The Limits of Climate Scepticism

Occasionally The Economist gets it right:
I woke up the other morning to find that I would have to confront yet another headache-inducing attempt to phase-shift my perception of reality, and that this would require wading into historical accounts of the collection and homogenisation of temperature data. On December 8th, a climate-change sceptic named Willis Eschenbach posted what he called the "smoking gun" of climate change data manipulation: a series of graphs of the uandjusted historical record of the temperature-monitoring site at the airport in Darwin, Australia, plotted against the same data as adjusted for various error factors ("homogenised") by the Global Historical Climate Network, or GHCN. Mr Eschenbach claimed the adjustment was so arbitrary, it had to be evidence of intentional manipulation.
(and then, after a lengthy piece exploring the evidence and dismissing Eschenbach's claims)

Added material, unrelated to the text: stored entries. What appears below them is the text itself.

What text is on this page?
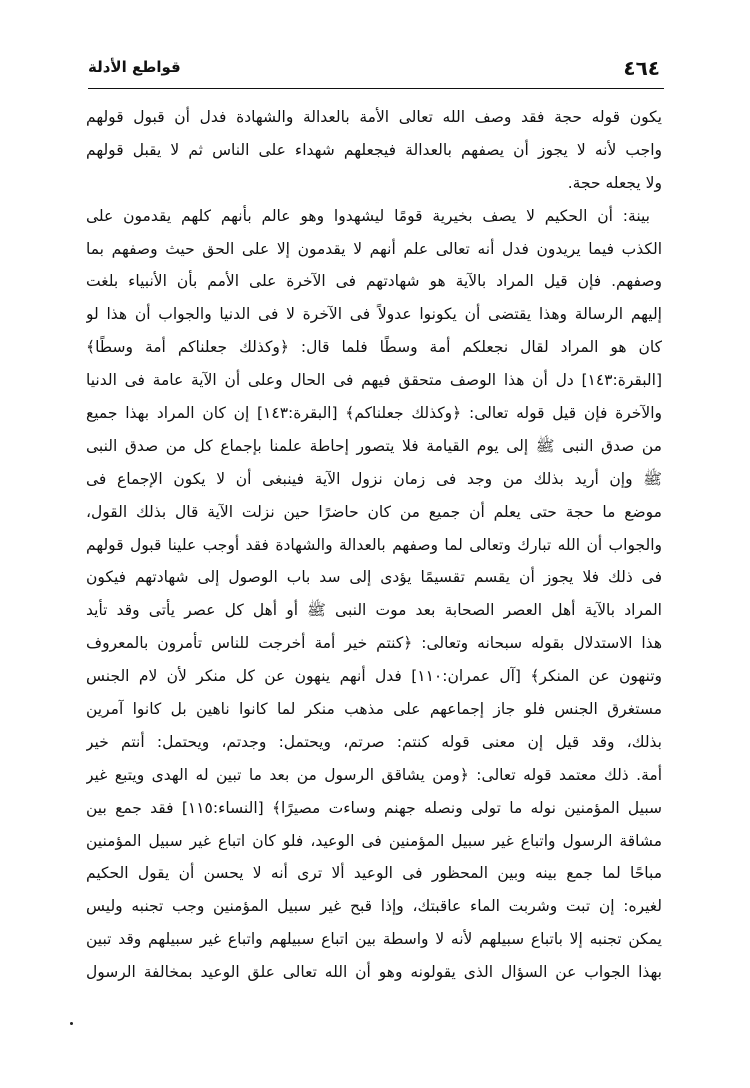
قواطع الأدلة	٤٦٤
يكون قوله حجة فقد وصف الله تعالى الأمة بالعدالة والشهادة فدل أن قبول قولهم
واجب لأنه لا يجوز أن يصفهم بالعدالة فيجعلهم شهداء على الناس ثم لا يقبل قولهم
ولا يجعله حجة.
بينة: أن الحكيم لا يصف بخيرية قومًا ليشهدوا وهو عالم بأنهم كلهم يقدمون على
الكذب فيما يريدون فدل أنه تعالى علم أنهم لا يقدمون إلا على الحق حيث وصفهم بما
وصفهم. فإن قيل المراد بالآية هو شهادتهم فى الآخرة على الأمم بأن الأنبياء بلغت
إليهم الرسالة وهذا يقتضى أن يكونوا عدولاً فى الآخرة لا فى الدنيا والجواب أن هذا لو
كان هو المراد لقال نجعلكم أمة وسطًا فلما قال: ﴿وكذلك جعلناكم أمة وسطًا﴾
[البقرة:١٤٣] دل أن هذا الوصف متحقق فيهم فى الحال وعلى أن الآية عامة فى الدنيا
والآخرة فإن قيل قوله تعالى: ﴿وكذلك جعلناكم﴾ [البقرة:١٤٣] إن كان المراد بهذا جميع
من صدق النبى ﷺ إلى يوم القيامة فلا يتصور إحاطة علمنا بإجماع كل من صدق النبى
ﷺ وإن أريد بذلك من وجد فى زمان نزول الآية فينبغى أن لا يكون الإجماع فى
موضع ما حجة حتى يعلم أن جميع من كان حاضرًا حين نزلت الآية قال بذلك القول،
والجواب أن الله تبارك وتعالى لما وصفهم بالعدالة والشهادة فقد أوجب علينا قبول قولهم
فى ذلك فلا يجوز أن يقسم تقسيمًا يؤدى إلى سد باب الوصول إلى شهادتهم فيكون
المراد بالآية أهل العصر الصحابة بعد موت النبى ﷺ أو أهل كل عصر يأتى وقد تأيد
هذا الاستدلال بقوله سبحانه وتعالى: ﴿كنتم خير أمة أخرجت للناس تأمرون بالمعروف
وتنهون عن المنكر﴾ [آل عمران:١١٠] فدل أنهم ينهون عن كل منكر لأن لام الجنس
مستغرق الجنس فلو جاز إجماعهم على مذهب منكر لما كانوا ناهين بل كانوا آمرين
بذلك، وقد قيل إن معنى قوله كنتم: صرتم، ويحتمل: وجدتم، ويحتمل: أنتم خير
أمة. ذلك معتمد قوله تعالى: ﴿ومن يشاقق الرسول من بعد ما تبين له الهدى ويتبع غير
سبيل المؤمنين نوله ما تولى ونصله جهنم وساءت مصيرًا﴾ [النساء:١١٥] فقد جمع بين
مشاقة الرسول واتباع غير سبيل المؤمنين فى الوعيد، فلو كان اتباع غير سبيل المؤمنين
مباحًا لما جمع بينه وبين المحظور فى الوعيد ألا ترى أنه لا يحسن أن يقول الحكيم
لغيره: إن تبت وشربت الماء عاقبتك، وإذا قبح غير سبيل المؤمنين وجب تجنبه وليس
يمكن تجنبه إلا باتباع سبيلهم لأنه لا واسطة بين اتباع سبيلهم واتباع غير سبيلهم وقد تبين
بهذا الجواب عن السؤال الذى يقولونه وهو أن الله تعالى علق الوعيد بمخالفة الرسول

So, after hours of research, I can dismiss Mr Eschenbach. But what am I supposed to do the next time I wake up and someone whose name I don't know has produced another plausible-seeming account of bias in the climate-change science? Am I supposed to invest another couple of hours in it? Do I have to waste the time of the readers of this blog with yet another long post on the subject? Why? Why do these people keep bugging us like this? Does the spirit of scientific scepticism really require that I remain forever open-minded to denialist humbug until it's shown to be wrong? At what point am I allowed to simply say, look, I've seen these kind of claims before, they always turns out to be wrong, and it's not worth my time to look into it?

Well, here's my solution to this problem: this is why we have peer review. Average guys with websites can do a lot of amazing things. One thing they cannot do is reveal statistical manipulation in climate-change studies that require a PhD in a related field to understand. So for the time being, my response to any and all further "smoking gun" claims begins with: show me the peer-reviewed journal article demonstrating the error here. Otherwise, you're a crank and this is not a story.
I couldn't have written it better myself. It's a pity that The Economist doesn't have the same sort of attitude towards Peak Oil.